Un autre défi est plus terre à terre : comment occuper un peu d’espace médiatique après deux années où François Legault a monopolisé l’attention et maintenant que l’opposition est plus nombreuse que jamais ? « C’est extrêmement difficile », note un membre de l’entourage du chef. Le manque de notoriété de ce dernier n’aide pas. Dans un sondage Léger publié à la mi-mars, seuls 3 % des répondants voyaient Paul St-Pierre Plamondon comme le meilleur premier ministre éventuel. Même les sympathisants péquistes doutent de lui.

Ces vents de face — réels ou perçus — n’affectent toutefois pas la conviction qu’il met dans la préparation du rendez-vous de l’automne. « Le PQ est assis sur une cause forte. Il ne faut pas tenir pour acquis que les chiffres d’aujourd’hui seront les chiffres dans six mois. »

Sur le plan des idées, nul besoin d’opérer un virage comme celui que Dominique Anglade tente d’imprimer au Parti libéral du Québec, dit-il. « Il faut revenir au contenu : le PQ est le seul parti à proposer — véritablement — des réformes complètes sur des sujets fondamentaux comme le français, l’environnement, la place du Québec dans le Canada, le système de santé. » Vraiment ? Les autres partis ont pourtant des propositions sur ces terrains… « La question va être de savoir qui est digne de confiance et authentique pour porter ces dossiers », affirme Paul St-Pierre Plamondon.
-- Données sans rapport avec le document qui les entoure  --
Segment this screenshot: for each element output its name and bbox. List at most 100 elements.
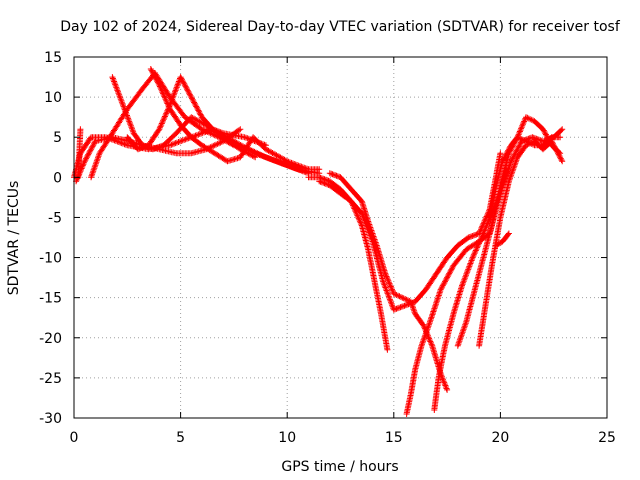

L’élection partielle dans Marie-Victorin, le 11 avril, donnera une première indication tangible d’où en sont les choses au PQ. En 41 ans, cette circonscription n’a toujours élu que des péquistes (sauf pour une partielle en 1984). C’est théoriquement un bastion, et le parti y présente un candidat de renom, Pierre Nantel. Aux dernières nouvelles, une lutte à deux se dessinait avec la CAQ.

Une victoire viendrait évidemment donner un nouvel élan aux militants péquistes. Mais l’inverse risque d’entraîner d’autres questions qui feront soupirer le chef.